Deshalb verhalten sich auch alle Neugeborenen bereits so unterschiedlich. Der eine reagiert stärker auf dieses, der andere auf jenes. Die eine bringt Vorlieben für dieses mit, die andere für jenes, für den einen ist dieses bedeutsam, für den anderen etwas anderes. Und das alles hat sich bereits in dieser einzigartigen Weise herausgeformt, bevor ein Kind seine ersten Erfahrungen mit seinen Eltern macht. Deshalb reagiert auch jedes Kind auf seine besondere Weise auf all das, was es dann in der Beziehung zu seinen jeweiligen frühen und späteren Bezugspersonen erlebt. Sein Hirn ist alles andere als eine durch diese Beziehungserfahrungen verformbare Knetmasse.

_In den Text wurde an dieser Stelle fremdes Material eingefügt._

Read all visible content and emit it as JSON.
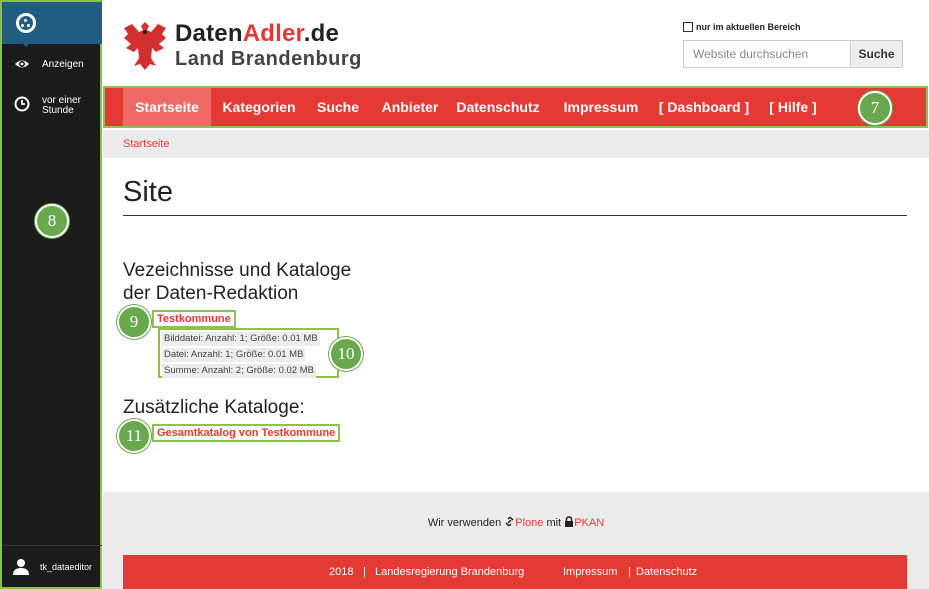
{
  "sidebar": {
    "items": [
      {
        "label": "Anzeigen",
        "icon": "eye-icon"
      },
      {
        "label_line1": "vor einer",
        "label_line2": "Stunde",
        "icon": "clock-icon"
      }
    ],
    "user": {
      "name": "tk_dataeditor",
      "icon": "user-icon"
    }
  },
  "header": {
    "brand_part1": "Daten",
    "brand_part2": "Adler",
    "brand_part3": ".de",
    "subtitle": "Land Brandenburg",
    "logo": "eagle-icon"
  },
  "search": {
    "scope_label": "nur im aktuellen Bereich",
    "placeholder": "Website durchsuchen",
    "button_label": "Suche"
  },
  "nav": {
    "items": [
      {
        "label": "Startseite",
        "active": true
      },
      {
        "label": "Kategorien"
      },
      {
        "label": "Suche"
      },
      {
        "label": "Anbieter"
      },
      {
        "label": "Datenschutz"
      },
      {
        "label": "Impressum"
      },
      {
        "label": "[ Dashboard ]"
      },
      {
        "label": "[ Hilfe ]"
      }
    ]
  },
  "breadcrumb": {
    "current": "Startseite"
  },
  "main": {
    "title": "Site",
    "section1_line1": "Vezeichnisse und Kataloge",
    "section1_line2": "der Daten-Redaktion",
    "catalog_link": "Testkommune",
    "stats": [
      "Bilddatei: Anzahl: 1; Größe: 0.01 MB",
      "Datei: Anzahl: 1; Größe: 0.01 MB",
      "Summe: Anzahl: 2; Größe: 0.02 MB"
    ],
    "section2": "Zusätzliche Kataloge:",
    "extra_link": "Gesamtkatalog von Testkommune"
  },
  "footer": {
    "text1": "Wir verwenden",
    "plone": "Plone",
    "text2": "mit",
    "pkan": "PKAN",
    "year": "2018",
    "sep": "|",
    "org": "Landesregierung Brandenburg",
    "impressum": "Impressum",
    "datenschutz": "Datenschutz"
  },
  "callouts": [
    "7",
    "8",
    "9",
    "10",
    "11"
  ],
  "colors": {
    "accent": "#e53935",
    "sidebar": "#1c1c1c",
    "sidebar_logo": "#1f5d82",
    "annotation": "#8bc34a"
  }
}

Von Anfang an verfolgt jedes Kind eigene Absichten, hat eigene Vorlieben, lässt sich auf manches leichter ein als auf anderes, ist also ein intentionales Wesen mit einem eigenen Willen. Und jetzt erst, im weiteren Verlauf seiner Hirnentwicklung, entstehen diese frühen Prägungen, die später zu eigenen Vorstellungen und Überzeugungen, zu bestimmten Vorlieben und Abneigungen führen. Aber die entstehen nicht durch die auf das Kind einwirkenden äußeren Einflüsse oder Ereignisse, sondern als Ergebnis des eigenen Abgleichs dieser äußeren Einwirkungen mit den bereits im kindlichen Gehirn verankerten eigenen Erwartungen, Vorstellungen, Überzeugungen und den daraus abgeleiteten Intentionen. Oder einfacher: Unser Gehirn wird nicht von anderen geformt, es konstruiert sich vielmehr selbst anhand der mit anderen Menschen gemachten Erfahrungen und zwar immer auf der Grundlage der bisher bereits entstandenen, durch vorangegangene Erfahrungen strukturierten neuronalen Verschaltungsmuster.